Die neue AHV- und Steuervorlage bewegt die Schweiz. Am 19. Mai entscheidet das Volk. Ein Kommentar von SP-Nationalrat Adrian Wüthrich.

Nationalrat Adrian Wüthrich, SP BE, Präsident Travail.Suisse - zvg

Das Wichtigste in Kürze

  • Am 19. Mai findet die Abstimmung zur AHV-Finanzierung und Steuerreform statt.
  • Schweizer Politiker äussern sich in der Rubrik «Stimmen der Schweiz» dazu.
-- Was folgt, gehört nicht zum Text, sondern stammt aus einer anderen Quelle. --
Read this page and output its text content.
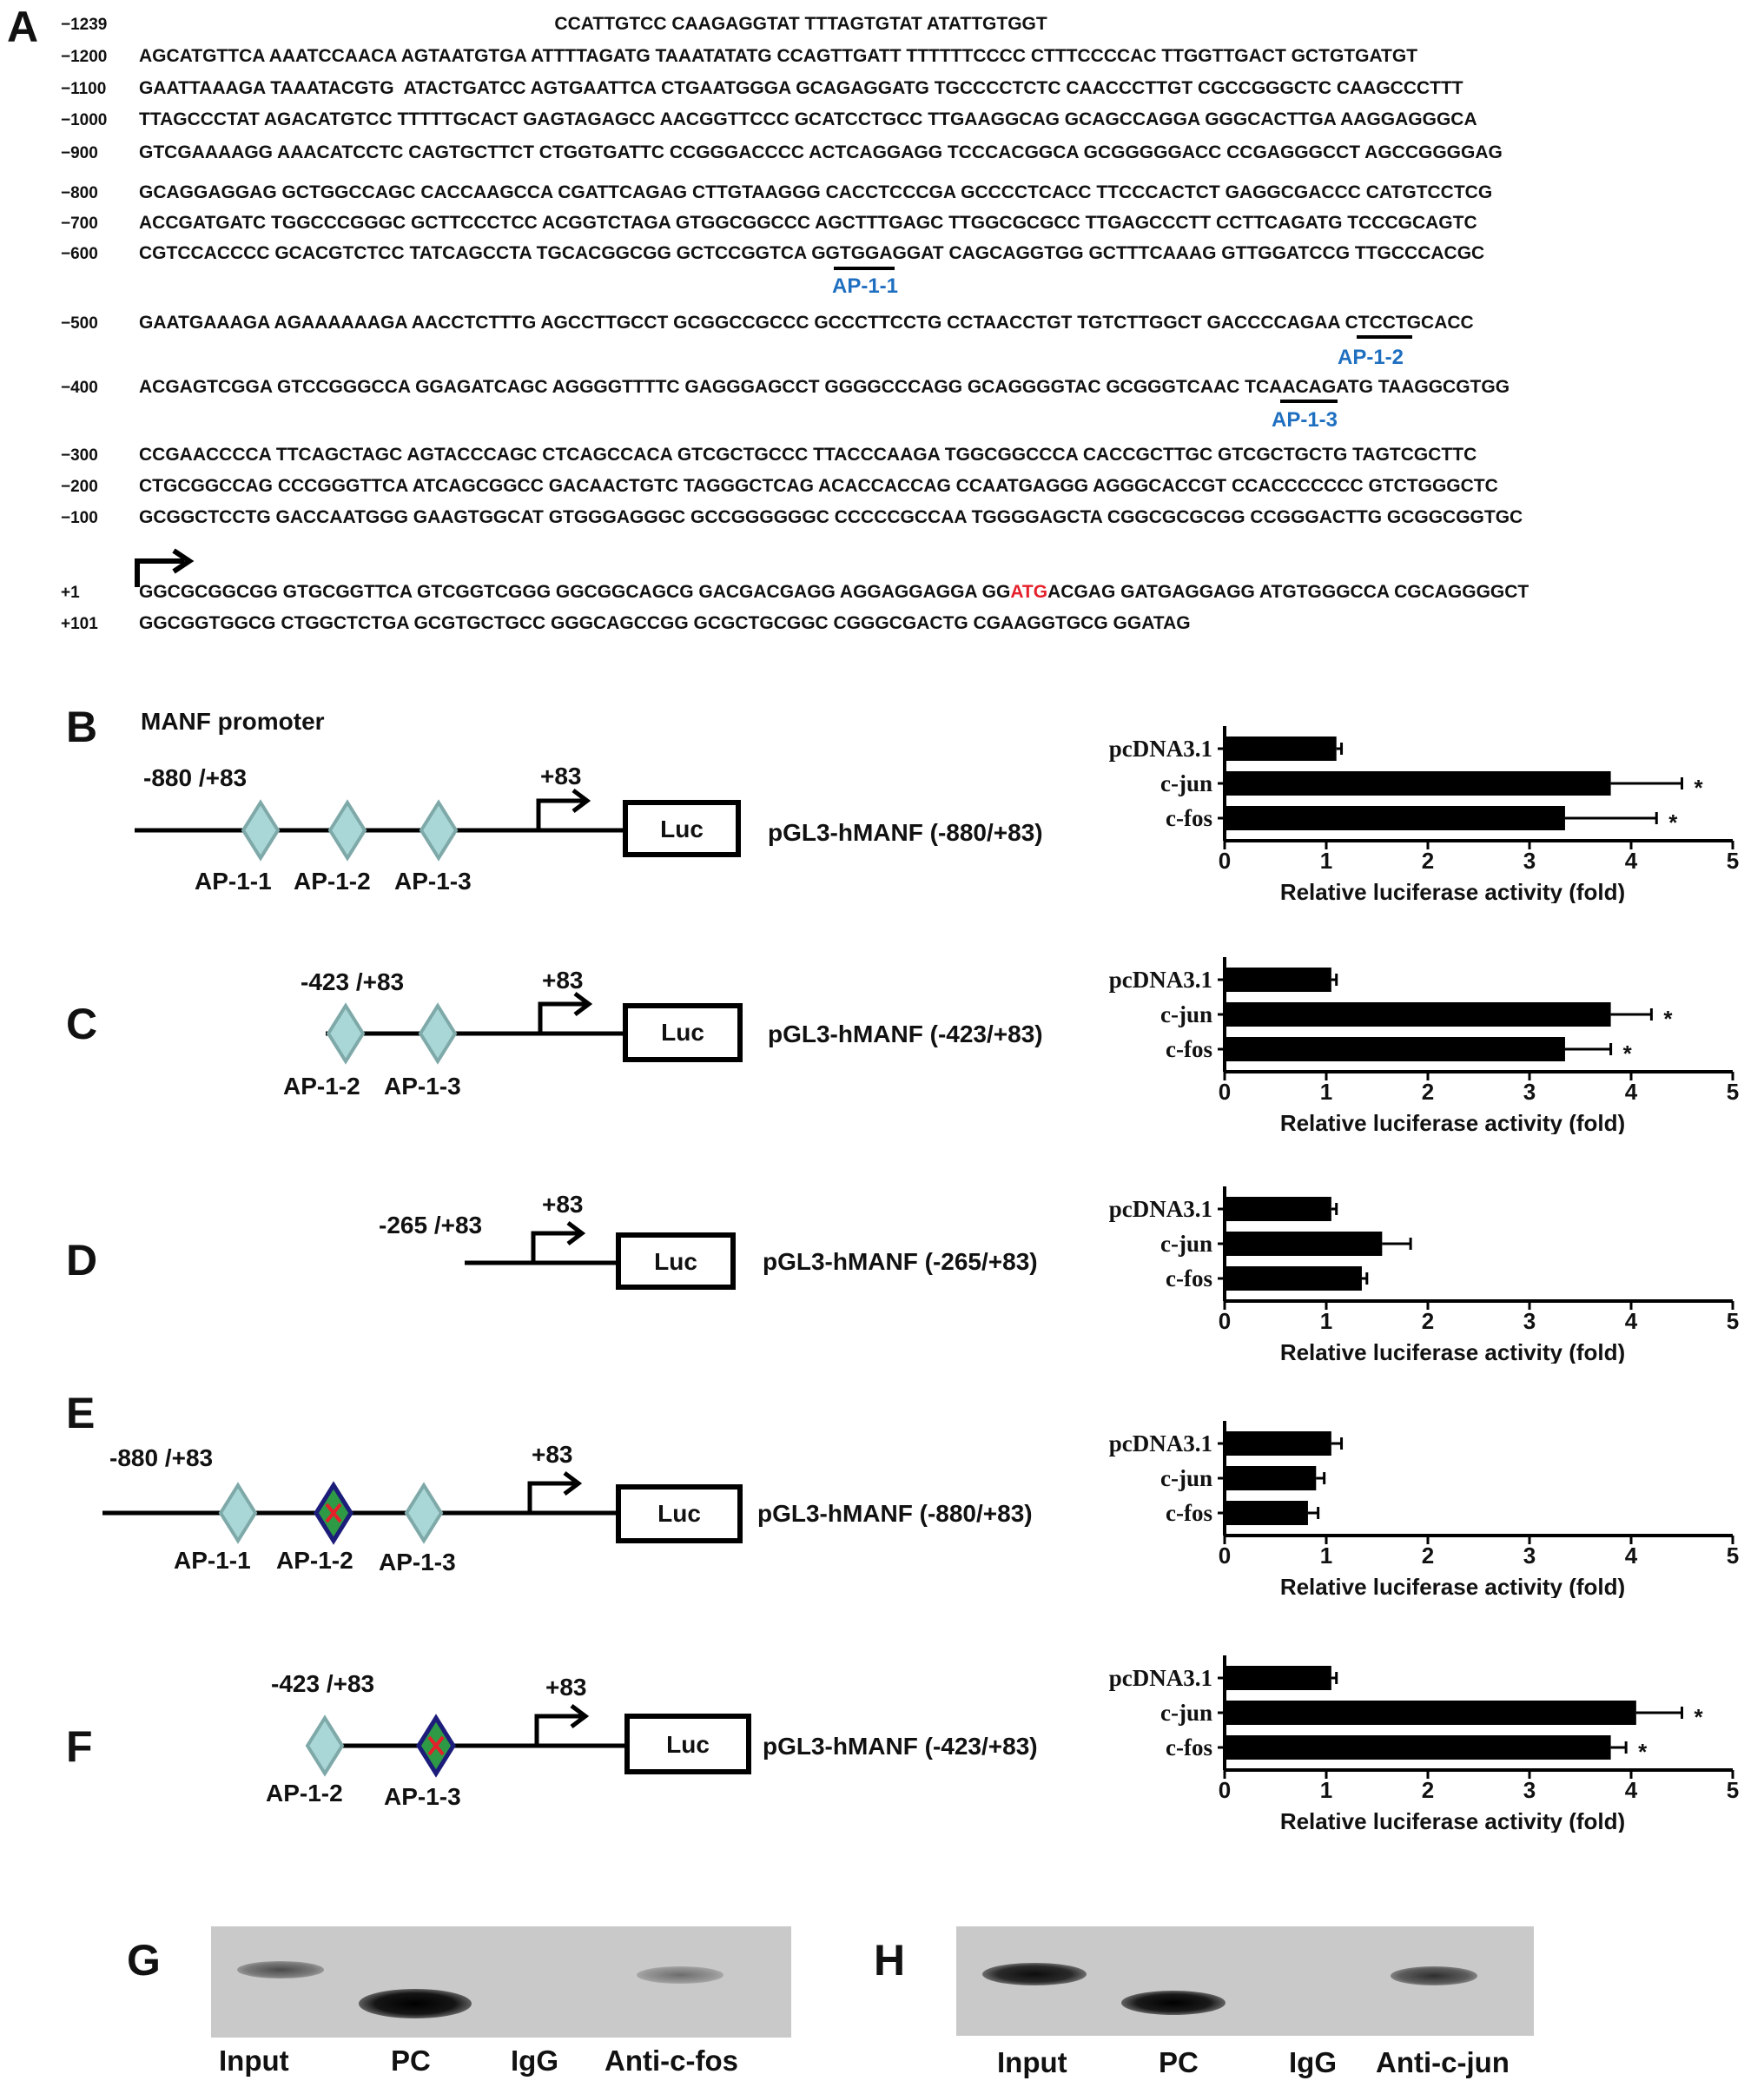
A −1239	CCATTGTCC CAAGAGGTAT TTTAGTGTAT ATATTGTGGT
−1200	AGCATGTTCA AAATCCAACA AGTAATGTGA ATTTTAGATG TAAATATATG CCAGTTGATT TTTTTTCCCC CTTTCCCCAC TTGGTTGACT GCTGTGATGT
−1100	GAATTAAAGA TAAATACGTG  ATACTGATCC AGTGAATTCA CTGAATGGGA GCAGAGGATG TGCCCCTCTC CAACCCTTGT CGCCGGGCTC CAAGCCCTTT
−1000	TTAGCCCTAT AGACATGTCC TTTTTGCACT GAGTAGAGCC AACGGTTCCC GCATCCTGCC TTGAAGGCAG GCAGCCAGGA GGGCACTTGA AAGGAGGGCA
−900	GTCGAAAAGG AAACATCCTC CAGTGCTTCT CTGGTGATTC CCGGGACCCC ACTCAGGAGG TCCCACGGCA GCGGGGGACC CCGAGGGCCT AGCCGGGGAG
−800	GCAGGAGGAG GCTGGCCAGC CACCAAGCCA CGATTCAGAG CTTGTAAGGG CACCTCCCGA GCCCCTCACC TTCCCACTCT GAGGCGACCC CATGTCCTCG
−700	ACCGATGATC TGGCCCGGGC GCTTCCCTCC ACGGTCTAGA GTGGCGGCCC AGCTTTGAGC TTGGCGCGCC TTGAGCCCTT CCTTCAGATG TCCCGCAGTC
−600	CGTCCACCCC GCACGTCTCC TATCAGCCTA TGCACGGCGG GCTCCGGTCA GGTGGAGGAT CAGCAGGTGG GCTTTCAAAG GTTGGATCCG TTGCCCACGC
AP-1-1
−500	GAATGAAAGA AGAAAAAAGA AACCTCTTTG AGCCTTGCCT GCGGCCGCCC GCCCTTCCTG CCTAACCTGT TGTCTTGGCT GACCCCAGAA CTCCTGCACC
AP-1-2
−400	ACGAGTCGGA GTCCGGGCCA GGAGATCAGC AGGGGTTTTC GAGGGAGCCT GGGGCCCAGG GCAGGGGTAC GCGGGTCAAC TCAACAGATG TAAGGCGTGG
AP-1-3
−300	CCGAACCCCA TTCAGCTAGC AGTACCCAGC CTCAGCCACA GTCGCTGCCC TTACCCAAGA TGGCGGCCCA CACCGCTTGC GTCGCTGCTG TAGTCGCTTC
−200	CTGCGGCCAG CCCGGGTTCA ATCAGCGGCC GACAACTGTC TAGGGCTCAG ACACCACCAG CCAATGAGGG AGGGCACCGT CCACCCCCCC GTCTGGGCTC
−100	GCGGCTCCTG GACCAATGGG GAAGTGGCAT GTGGGAGGGC GCCGGGGGGC CCCCCGCCAA TGGGGAGCTA CGGCGCGCGG CCGGGACTTG GCGGCGGTGC
+1	GGCGCGGCGG GTGCGGTTCA GTCGGTCGGG GGCGGCAGCG GACGACGAGG AGGAGGAGGA GGATGACGAG GATGAGGAGG ATGTGGGCCA CGCAGGGGCT
+101	GGCGGTGGCG CTGGCTCTGA GCGTGCTGCC GGGCAGCCGG GCGCTGCGGC CGGGCGACTG CGAAGGTGCG GGATAG
B
C
D
E
F
MANF promoter
-880 /+83	+83
AP-1-1 AP-1-2 AP-1-3
Luc	pGL3-hMANF (-880/+83)
-423 /+83	+83
AP-1-2 AP-1-3
Luc	pGL3-hMANF (-423/+83)
-265 /+83
+83
Luc	pGL3-hMANF (-265/+83)
-880 /+83	+83
AP-1-1 AP-1-2 AP-1-3
Luc pGL3-hMANF (-880/+83)
-423 /+83	+83
AP-1-2 AP-1-3
Luc pGL3-hMANF (-423/+83)
pcDNA3.1
c-jun	*
c-fos	*
0	1	2	3	4	5
Relative luciferase activity (fold)
pcDNA3.1
c-jun	*
c-fos	*
0	1	2	3	4	5
Relative luciferase activity (fold)
pcDNA3.1
c-jun
c-fos
0	1	2	3	4	5
Relative luciferase activity (fold)
pcDNA3.1
c-jun
c-fos
0	1	2	3	4	5
Relative luciferase activity (fold)
pcDNA3.1
c-jun	*
c-fos	*
0	1	2	3	4	5
Relative luciferase activity (fold)
G
Input	PC	IgG Anti-c-fos
H
Input	PC	IgG Anti-c-jun
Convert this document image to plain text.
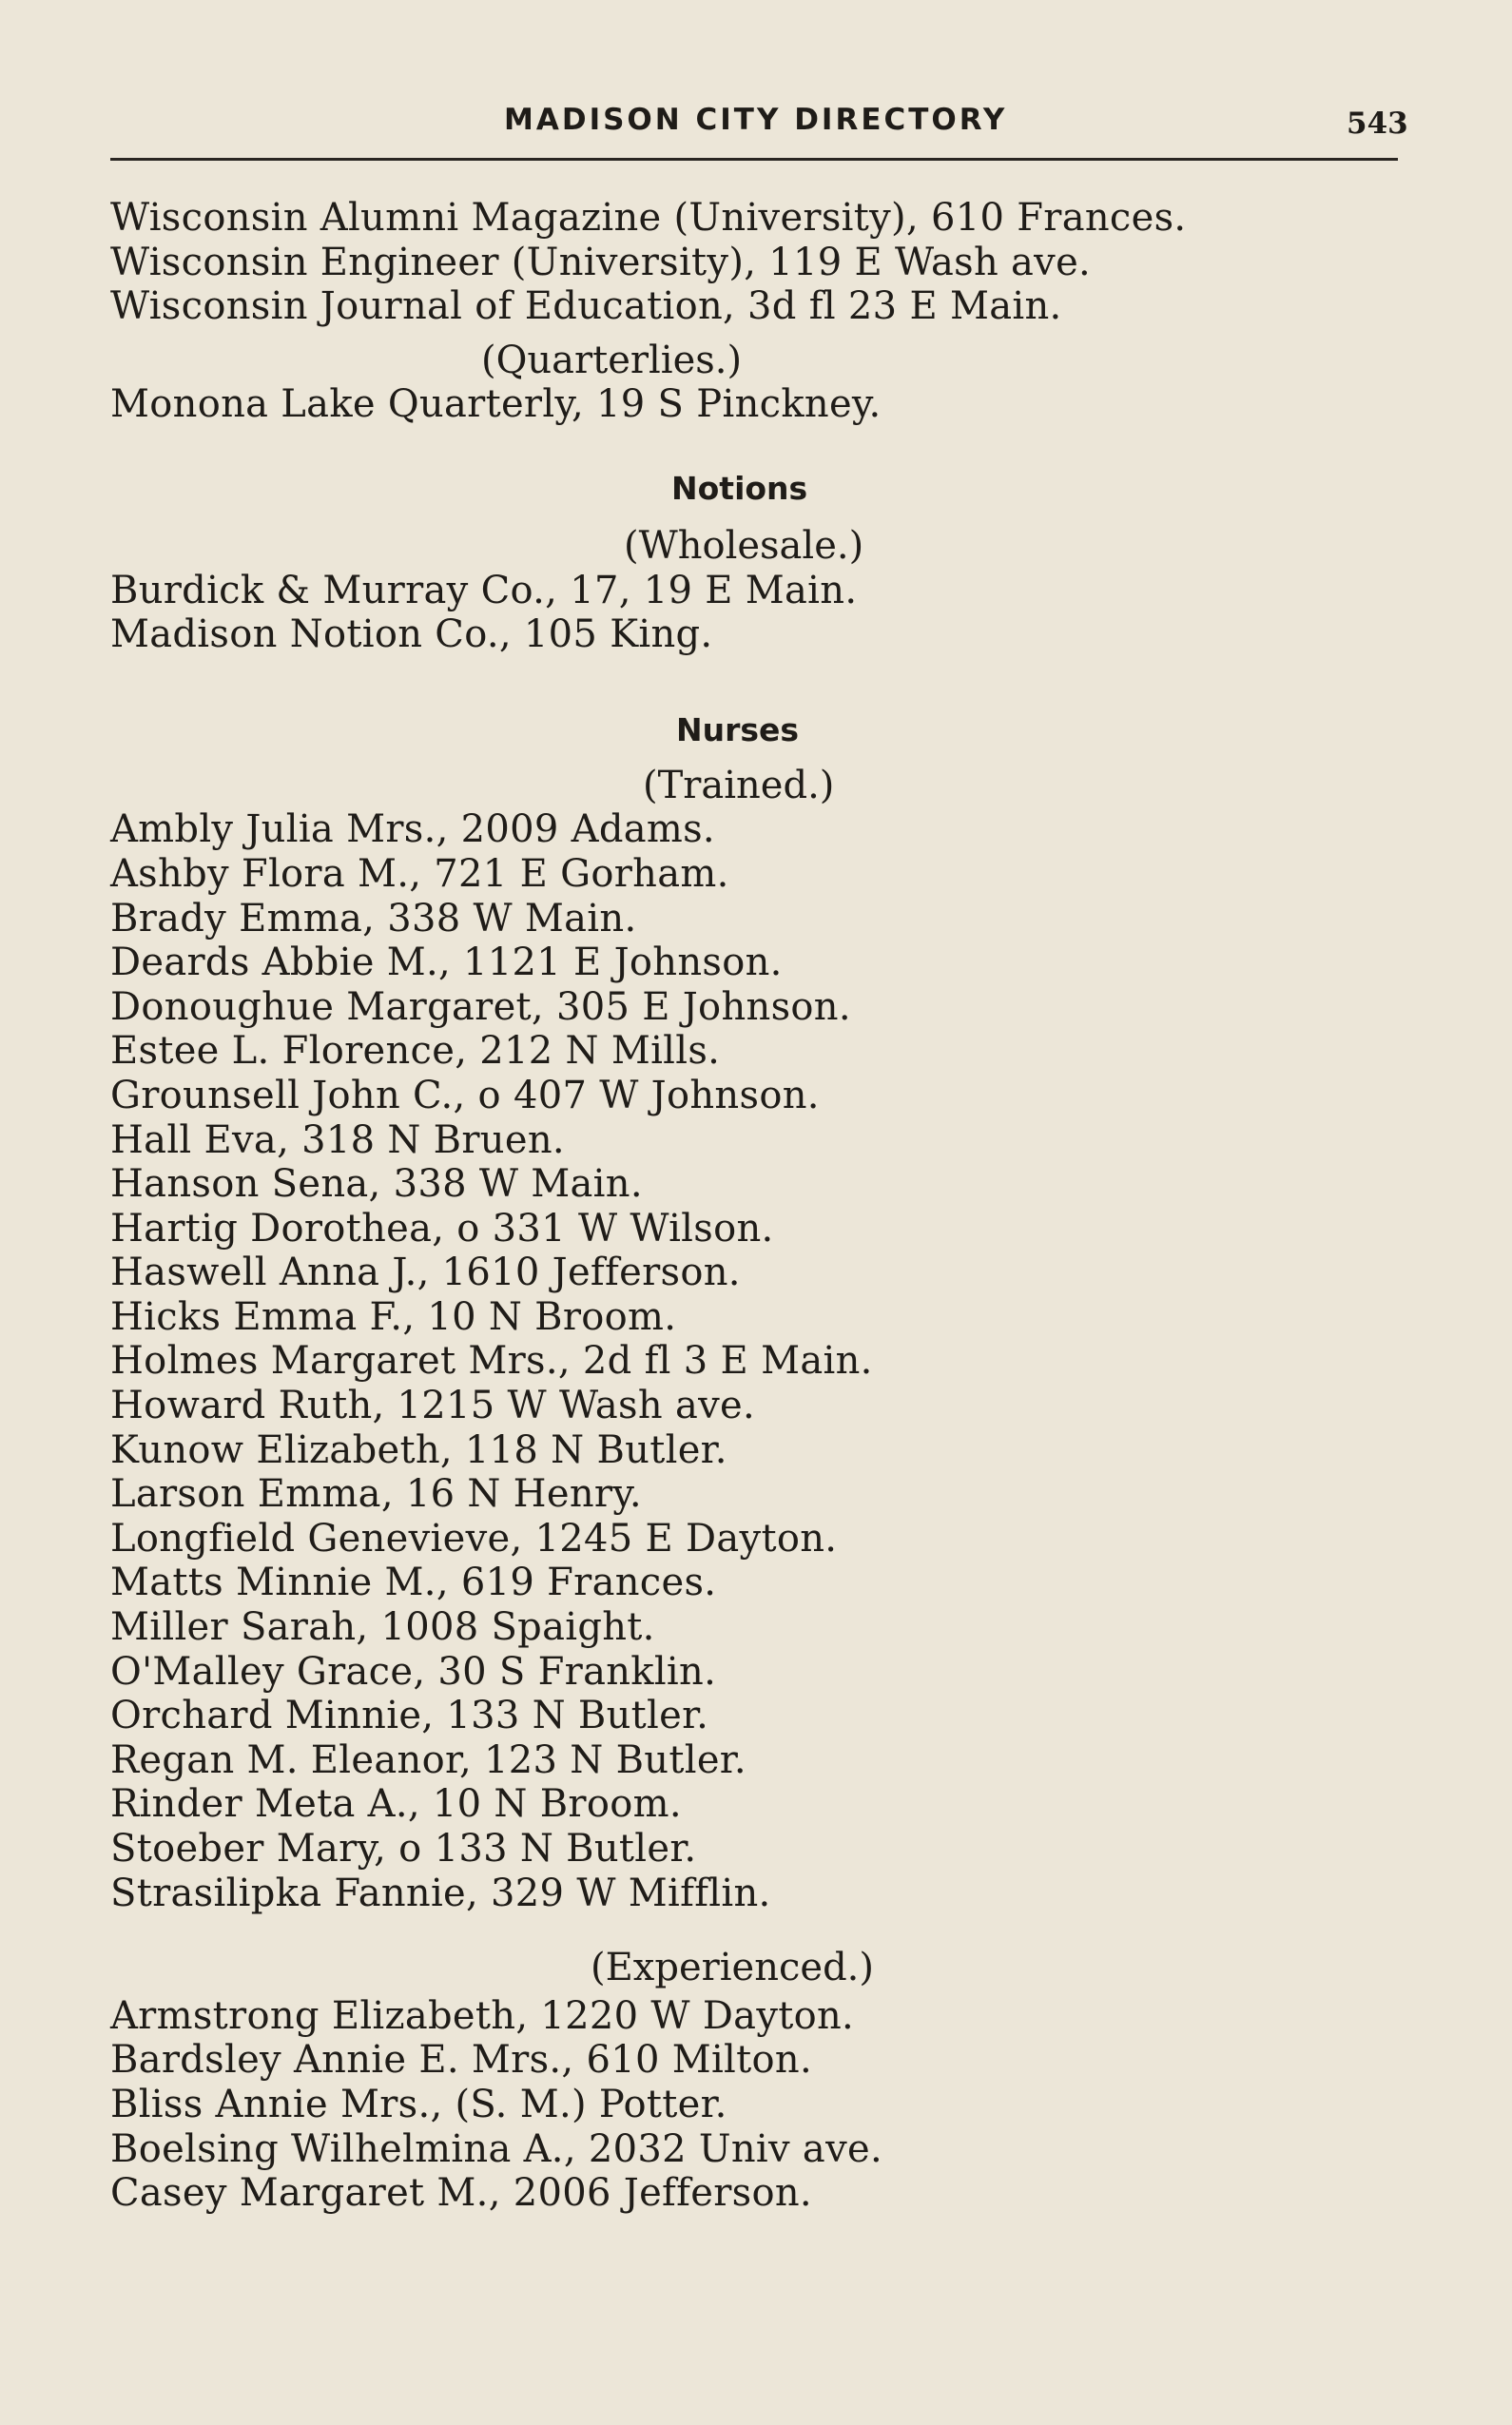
MADISON CITY DIRECTORY	543
Wisconsin Alumni Magazine (University), 610 Frances.
Wisconsin Engineer (University), 119 E Wash ave.
Wisconsin Journal of Education, 3d fl 23 E Main.
(Quarterlies.)
Monona Lake Quarterly, 19 S Pinckney.
Notions
(Wholesale.)
Burdick & Murray Co., 17, 19 E Main.
Madison Notion Co., 105 King.
Nurses
(Trained.)
Ambly Julia Mrs., 2009 Adams.
Ashby Flora M., 721 E Gorham.
Brady Emma, 338 W Main.
Deards Abbie M., 1121 E Johnson.
Donoughue Margaret, 305 E Johnson.
Estee L. Florence, 212 N Mills.
Grounsell John C., o 407 W Johnson.
Hall Eva, 318 N Bruen.
Hanson Sena, 338 W Main.
Hartig Dorothea, o 331 W Wilson.
Haswell Anna J., 1610 Jefferson.
Hicks Emma F., 10 N Broom.
Holmes Margaret Mrs., 2d fl 3 E Main.
Howard Ruth, 1215 W Wash ave.
Kunow Elizabeth, 118 N Butler.
Larson Emma, 16 N Henry.
Longfield Genevieve, 1245 E Dayton.
Matts Minnie M., 619 Frances.
Miller Sarah, 1008 Spaight.
O'Malley Grace, 30 S Franklin.
Orchard Minnie, 133 N Butler.
Regan M. Eleanor, 123 N Butler.
Rinder Meta A., 10 N Broom.
Stoeber Mary, o 133 N Butler.
Strasilipka Fannie, 329 W Mifflin.
(Experienced.)
Armstrong Elizabeth, 1220 W Dayton.
Bardsley Annie E. Mrs., 610 Milton.
Bliss Annie Mrs., (S. M.) Potter.
Boelsing Wilhelmina A., 2032 Univ ave.
Casey Margaret M., 2006 Jefferson.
Travail.Suisse, der unabhängige Dachverband der Arbeitnehmenden, hat die Unternehmens-steuerreform III bekämpft. Die neue Vorlage enthält den geforderten sozialen Ausgleich in Form einer substantiellen AHV-Zusatzfinanzierung. Die AHV-Steuervorlage bringt so ab 2020 pro Jahr rund zwei Milliarden Franken Mehreinnahmen und stabilisiert in den nächsten Jahren die AHV-Finanzen. Für die Arbeitnehmenden bedeutet dies zwar eine leichte Erhöhung der Lohnbeiträge, unter dem Strich profitieren die tieferen Einkommen. Travail.Suisse unterstützt deshalb den Kompromiss, der für zwei wichtige Probleme der Schweiz eine Lösung bringt.

Sozial und Solidarisch

Am 19. Mai stimmen wir mit der AHV-Steuervorlage auch darüber ab, ob die AHV gut zwei Milliarden Franken Mehreinnahmen erhalten soll. Das Betriebsergebnis 2018 der AHV hat gezeigt, dass sie es dringend nötig hat. Zu dieser Dringlichkeit hat unter anderem die Ablehnung der Altersvorsorge 2020 im September 2017 beigetragen. Die ständerätliche Wirtschaftskommission hat diesen Fakt bei der Beratung der Unternehmenssteuerreform eingebaut und den Grundsatz gefällt, der schliesslich zum mehrheitsfähigen Kompromiss wurde: Der Betrag, den die Umsetzung der Unternehmenssteuerreform den Staat kostet, soll die AHV als Zusatzfinanzierung erhalten.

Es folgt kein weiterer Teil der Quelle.